The device has been proven to distinguish live cells from dead ones and to detect specific cell types. Now the researchers need to focus on application-specific engineering. “For example, an aerosol collector would have a different format and buffer system than a blood sample,” says Cummings. The size of the iDEP device could also be adapted to the size of the particles involved.
Cummings foresees the technology helping surgeons during operations to determine whether tissue is cancerous. “You have to ask when it actually matters that you have a real-time answer. This would be an approach.” However, he says this particular application is pretty far down the road. Other possible diagnostic applications include detecting diseases in which abnormal cell structures are present, such as cancer and sickle-cell anemia.
The technology could also replace patch clamping, a technique that records cellular current. “Some of the same things you do with a patch clamp you might be able to do with dielectrophoresis in a very-high-throughput and low-expense fashion,” says Cummings. “That would be interesting future work.” Patch clamping can be costly and labor intensive.
Dielectrophoresis moves particles toward an electrical field. “The reason a particle moves there is that a system is at the minimum potential energy when the most current is flowing,” says Cummings. “By moving the conductive particles to regions where the electric field is high, you move the insulating particles away from those regions. In that way, you approach a more stable potential energy position.” Because the system has a lower energy in this assembly, a force pushes particles toward that arrangement. That force is the dielectrophoretic force; the motion is dielectrophoresis.
The process directly sorts particles based on physical properties. Its advantage over fluorescence-activated cell sorting or conventional cytometry is that it can sort a vast population of cells very quickly.
Standard dielectrophoretic sorters place electrodes in the sampling device, using nearby nonuniform electric fields to trigger cell motion. However, the electrodes make bubbles and an electrolytic result that can damage the device and the cells. “The electrode-based systems are limited in the type or volume of samples they can handle and process,” says Blake Simmons, senior member of Sandia's technical staff.

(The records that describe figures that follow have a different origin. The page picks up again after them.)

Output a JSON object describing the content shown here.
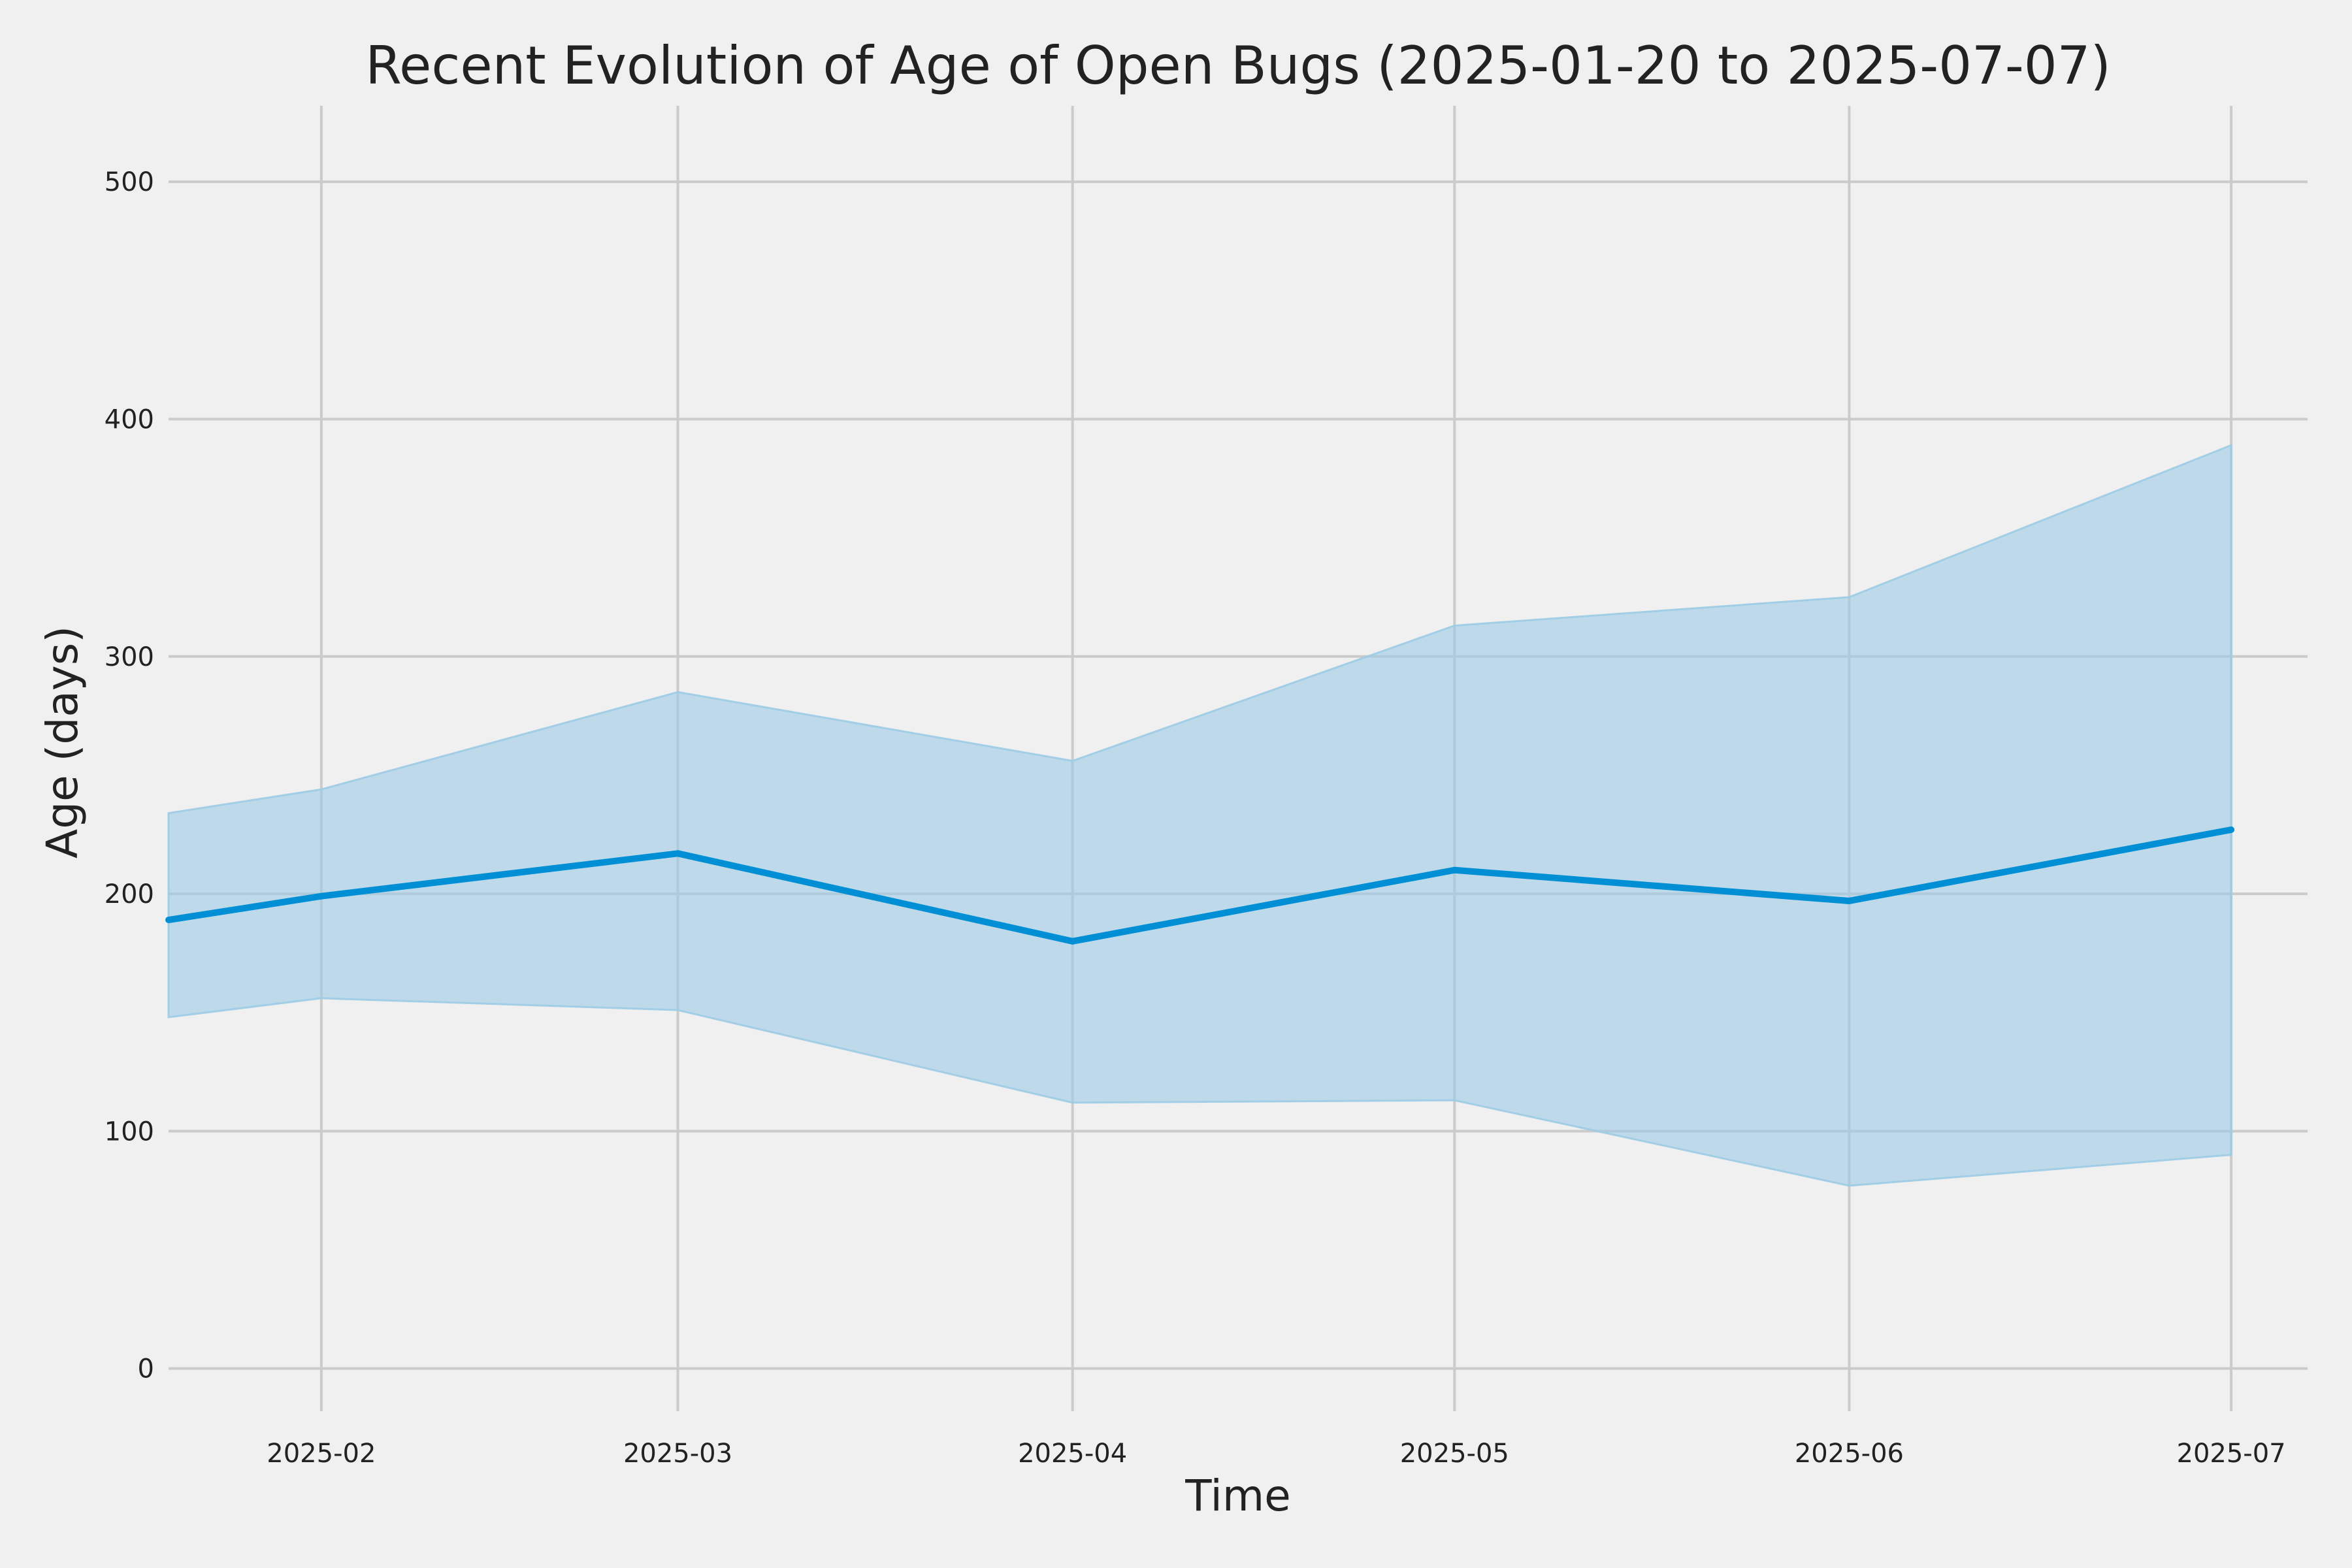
{
  "chart_data": {
    "type": "line",
    "title": "Recent Evolution of Age of Open Bugs (2025-01-20 to 2025-07-07)",
    "xlabel": "Time",
    "ylabel": "Age (days)",
    "x_axis_type": "date",
    "xlim": [
      "2025-01-20",
      "2025-07-07"
    ],
    "ylim": [
      -18,
      532
    ],
    "x_ticks": [
      "2025-02",
      "2025-03",
      "2025-04",
      "2025-05",
      "2025-06",
      "2025-07"
    ],
    "y_ticks": [
      0,
      100,
      200,
      300,
      400,
      500
    ],
    "grid": true,
    "legend": false,
    "x": [
      "2025-01-20",
      "2025-02-01",
      "2025-03-01",
      "2025-04-01",
      "2025-05-01",
      "2025-06-01",
      "2025-07-01"
    ],
    "series": [
      {
        "values": [
          189,
          199,
          217,
          180,
          210,
          197,
          227
        ],
        "color": "#008fd5"
      }
    ],
    "band": {
      "lower": [
        148,
        156,
        151,
        112,
        113,
        77,
        90
      ],
      "upper": [
        234,
        244,
        285,
        256,
        313,
        325,
        389
      ],
      "color": "#9ccbe6"
    }
  }
}
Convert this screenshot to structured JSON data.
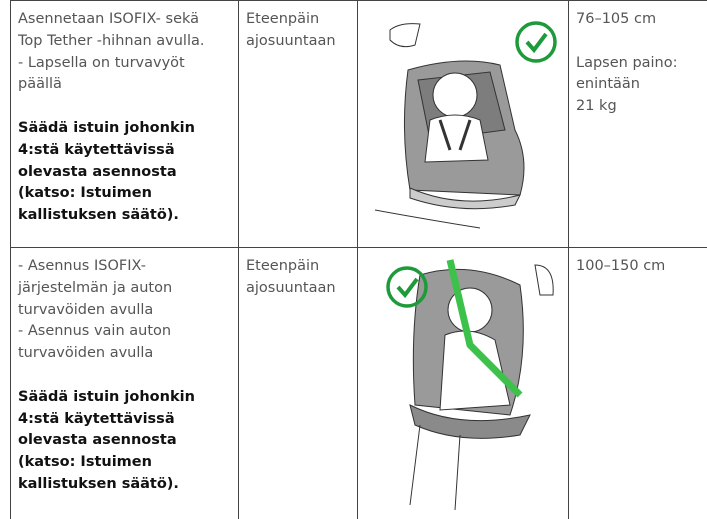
{
  "table": {
    "rows": [
      {
        "installation": [
          "Asennetaan ISOFIX- sekä",
          "Top Tether -hihnan avulla.",
          "- Lapsella on turvavyöt",
          "päällä"
        ],
        "note": [
          "Säädä istuin johonkin",
          "4:stä käytettävissä",
          "olevasta asennosta",
          "(katso: Istuimen",
          "kallistuksen säätö)."
        ],
        "direction": [
          "Eteenpäin",
          "ajosuuntaan"
        ],
        "height": "76–105 cm",
        "weight": [
          "Lapsen paino:",
          "enintään",
          "21 kg"
        ]
      },
      {
        "installation": [
          "- Asennus ISOFIX-",
          "järjestelmän ja auton",
          "turvavöiden avulla",
          "- Asennus vain auton",
          "turvavöiden avulla"
        ],
        "note": [
          "Säädä istuin johonkin",
          "4:stä käytettävissä",
          "olevasta asennosta",
          "(katso: Istuimen",
          "kallistuksen säätö)."
        ],
        "direction": [
          "Eteenpäin",
          "ajosuuntaan"
        ],
        "height": "100–150 cm"
      }
    ]
  }
}
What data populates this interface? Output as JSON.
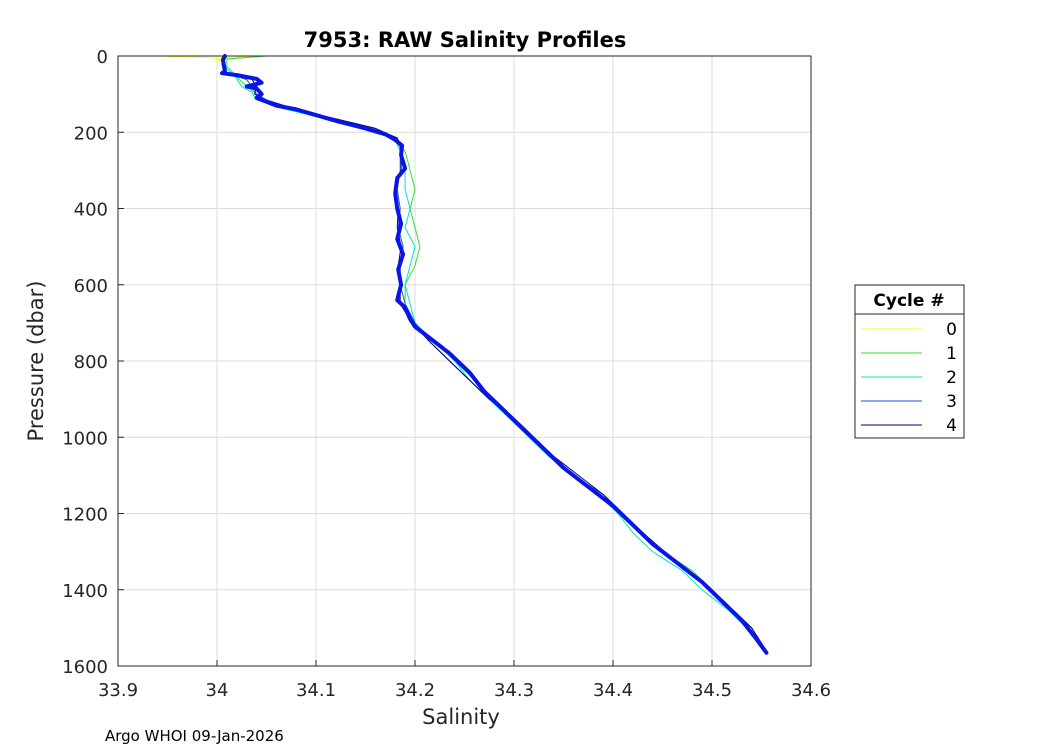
{
  "chart_data": {
    "type": "line",
    "title": "7953: RAW Salinity Profiles",
    "xlabel": "Salinity",
    "ylabel": "Pressure (dbar)",
    "xlim": [
      33.9,
      34.6
    ],
    "ylim": [
      0,
      1600
    ],
    "y_reversed": true,
    "grid": true,
    "xticks": [
      "33.9",
      "34",
      "34.1",
      "34.2",
      "34.3",
      "34.4",
      "34.5",
      "34.6"
    ],
    "yticks": [
      "0",
      "200",
      "400",
      "600",
      "800",
      "1000",
      "1200",
      "1400",
      "1600"
    ],
    "legend": {
      "title": "Cycle #",
      "placement": "outside-right"
    },
    "series": [
      {
        "name": "0",
        "color": "#ffff00",
        "width": 1,
        "points": [
          [
            33.94,
            0
          ],
          [
            33.99,
            4
          ],
          [
            34.0,
            6
          ],
          [
            34.04,
            0
          ],
          [
            34.0,
            10
          ],
          [
            34.01,
            16
          ],
          [
            34.005,
            20
          ]
        ]
      },
      {
        "name": "1",
        "color": "#33dd33",
        "width": 1,
        "points": [
          [
            34.05,
            0
          ],
          [
            34.01,
            8
          ],
          [
            34.01,
            35
          ],
          [
            34.02,
            55
          ],
          [
            34.03,
            80
          ],
          [
            34.04,
            100
          ],
          [
            34.05,
            120
          ],
          [
            34.08,
            145
          ],
          [
            34.12,
            170
          ],
          [
            34.16,
            195
          ],
          [
            34.18,
            220
          ],
          [
            34.19,
            250
          ],
          [
            34.195,
            300
          ],
          [
            34.2,
            350
          ],
          [
            34.195,
            400
          ],
          [
            34.2,
            450
          ],
          [
            34.205,
            500
          ],
          [
            34.2,
            550
          ],
          [
            34.19,
            600
          ],
          [
            34.19,
            650
          ],
          [
            34.2,
            700
          ],
          [
            34.22,
            750
          ],
          [
            34.24,
            800
          ],
          [
            34.26,
            850
          ],
          [
            34.28,
            900
          ],
          [
            34.3,
            950
          ],
          [
            34.32,
            1000
          ],
          [
            34.34,
            1050
          ],
          [
            34.36,
            1100
          ],
          [
            34.39,
            1150
          ],
          [
            34.41,
            1200
          ],
          [
            34.43,
            1250
          ],
          [
            34.45,
            1300
          ],
          [
            34.48,
            1350
          ],
          [
            34.5,
            1400
          ],
          [
            34.52,
            1450
          ],
          [
            34.54,
            1500
          ],
          [
            34.553,
            1560
          ]
        ]
      },
      {
        "name": "2",
        "color": "#00e5c8",
        "width": 1,
        "points": [
          [
            34.01,
            0
          ],
          [
            34.005,
            15
          ],
          [
            34.015,
            40
          ],
          [
            34.02,
            60
          ],
          [
            34.025,
            80
          ],
          [
            34.035,
            95
          ],
          [
            34.04,
            115
          ],
          [
            34.07,
            140
          ],
          [
            34.11,
            165
          ],
          [
            34.15,
            190
          ],
          [
            34.18,
            220
          ],
          [
            34.185,
            250
          ],
          [
            34.19,
            300
          ],
          [
            34.19,
            350
          ],
          [
            34.195,
            400
          ],
          [
            34.19,
            450
          ],
          [
            34.2,
            500
          ],
          [
            34.195,
            550
          ],
          [
            34.19,
            600
          ],
          [
            34.195,
            650
          ],
          [
            34.2,
            700
          ],
          [
            34.22,
            750
          ],
          [
            34.24,
            800
          ],
          [
            34.255,
            850
          ],
          [
            34.275,
            900
          ],
          [
            34.295,
            950
          ],
          [
            34.315,
            1000
          ],
          [
            34.335,
            1050
          ],
          [
            34.36,
            1100
          ],
          [
            34.385,
            1150
          ],
          [
            34.405,
            1200
          ],
          [
            34.42,
            1250
          ],
          [
            34.44,
            1300
          ],
          [
            34.47,
            1350
          ],
          [
            34.49,
            1400
          ],
          [
            34.515,
            1450
          ],
          [
            34.535,
            1500
          ],
          [
            34.553,
            1560
          ]
        ]
      },
      {
        "name": "3",
        "color": "#1a55cc",
        "width": 1,
        "points": [
          [
            34.01,
            0
          ],
          [
            34.005,
            20
          ],
          [
            34.01,
            45
          ],
          [
            34.03,
            62
          ],
          [
            34.035,
            80
          ],
          [
            34.04,
            100
          ],
          [
            34.05,
            115
          ],
          [
            34.08,
            140
          ],
          [
            34.12,
            165
          ],
          [
            34.16,
            190
          ],
          [
            34.18,
            215
          ],
          [
            34.185,
            240
          ],
          [
            34.185,
            300
          ],
          [
            34.182,
            350
          ],
          [
            34.185,
            400
          ],
          [
            34.183,
            450
          ],
          [
            34.188,
            500
          ],
          [
            34.185,
            550
          ],
          [
            34.185,
            600
          ],
          [
            34.19,
            650
          ],
          [
            34.2,
            700
          ],
          [
            34.215,
            750
          ],
          [
            34.235,
            800
          ],
          [
            34.255,
            850
          ],
          [
            34.275,
            900
          ],
          [
            34.3,
            950
          ],
          [
            34.32,
            1000
          ],
          [
            34.34,
            1050
          ],
          [
            34.36,
            1100
          ],
          [
            34.39,
            1150
          ],
          [
            34.41,
            1200
          ],
          [
            34.43,
            1250
          ],
          [
            34.45,
            1300
          ],
          [
            34.475,
            1350
          ],
          [
            34.5,
            1400
          ],
          [
            34.52,
            1450
          ],
          [
            34.54,
            1500
          ],
          [
            34.555,
            1560
          ]
        ]
      },
      {
        "name": "4",
        "color": "#000080",
        "width": 1,
        "points": [
          [
            34.008,
            0
          ],
          [
            34.005,
            20
          ],
          [
            34.008,
            45
          ],
          [
            34.035,
            60
          ],
          [
            34.04,
            80
          ],
          [
            34.038,
            100
          ],
          [
            34.048,
            115
          ],
          [
            34.08,
            140
          ],
          [
            34.12,
            165
          ],
          [
            34.16,
            190
          ],
          [
            34.182,
            215
          ],
          [
            34.186,
            240
          ],
          [
            34.186,
            300
          ],
          [
            34.18,
            350
          ],
          [
            34.183,
            400
          ],
          [
            34.182,
            450
          ],
          [
            34.186,
            500
          ],
          [
            34.183,
            550
          ],
          [
            34.185,
            600
          ],
          [
            34.185,
            650
          ],
          [
            34.197,
            700
          ],
          [
            34.215,
            750
          ],
          [
            34.235,
            800
          ],
          [
            34.255,
            850
          ],
          [
            34.275,
            900
          ],
          [
            34.3,
            950
          ],
          [
            34.32,
            1000
          ],
          [
            34.34,
            1050
          ],
          [
            34.365,
            1100
          ],
          [
            34.39,
            1150
          ],
          [
            34.41,
            1200
          ],
          [
            34.43,
            1250
          ],
          [
            34.452,
            1300
          ],
          [
            34.475,
            1350
          ],
          [
            34.5,
            1400
          ],
          [
            34.52,
            1450
          ],
          [
            34.54,
            1500
          ],
          [
            34.555,
            1560
          ]
        ]
      },
      {
        "name": "",
        "color": "#0a14e6",
        "width": 4,
        "points": [
          [
            34.008,
            0
          ],
          [
            34.006,
            10
          ],
          [
            34.007,
            25
          ],
          [
            34.008,
            40
          ],
          [
            34.005,
            45
          ],
          [
            34.02,
            50
          ],
          [
            34.04,
            60
          ],
          [
            34.045,
            70
          ],
          [
            34.03,
            80
          ],
          [
            34.04,
            85
          ],
          [
            34.045,
            100
          ],
          [
            34.04,
            110
          ],
          [
            34.05,
            120
          ],
          [
            34.06,
            130
          ],
          [
            34.08,
            140
          ],
          [
            34.1,
            155
          ],
          [
            34.12,
            170
          ],
          [
            34.15,
            190
          ],
          [
            34.17,
            205
          ],
          [
            34.18,
            220
          ],
          [
            34.187,
            235
          ],
          [
            34.186,
            260
          ],
          [
            34.19,
            295
          ],
          [
            34.182,
            320
          ],
          [
            34.18,
            360
          ],
          [
            34.182,
            400
          ],
          [
            34.186,
            440
          ],
          [
            34.182,
            480
          ],
          [
            34.188,
            520
          ],
          [
            34.183,
            560
          ],
          [
            34.186,
            600
          ],
          [
            34.182,
            640
          ],
          [
            34.19,
            660
          ],
          [
            34.195,
            690
          ],
          [
            34.2,
            710
          ],
          [
            34.215,
            740
          ],
          [
            34.235,
            780
          ],
          [
            34.255,
            830
          ],
          [
            34.27,
            880
          ],
          [
            34.29,
            930
          ],
          [
            34.31,
            980
          ],
          [
            34.33,
            1030
          ],
          [
            34.35,
            1080
          ],
          [
            34.375,
            1130
          ],
          [
            34.4,
            1180
          ],
          [
            34.42,
            1230
          ],
          [
            34.44,
            1280
          ],
          [
            34.465,
            1330
          ],
          [
            34.49,
            1380
          ],
          [
            34.51,
            1430
          ],
          [
            34.53,
            1480
          ],
          [
            34.545,
            1530
          ],
          [
            34.555,
            1565
          ]
        ]
      }
    ]
  },
  "footer": "Argo WHOI 09-Jan-2026"
}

With iDEP, electrodes are outside the device, and an electrode current goes through particle-bearing liquid into the device. An insulating structure creates the nonuniform electric field. “This is more amenable to scale-up, because insulating structures can span or traverse the entire cross section of a channel. You can process a lot more samples,” says Simmons. There's also no electrolytic result, and the process is gentle on cells.
“There are a lot of techniques already in place in the medical field that could be easily adapted to an input system of a dielectrophoresis device,” says Simmons. However, he notes that this is still a very advanced research tool. “Developing functional devices that can withstand real-world samples is an area we need to work on.”
Sandia's Laboratory-Directed Research and Development Program provided funding for the iDEP device.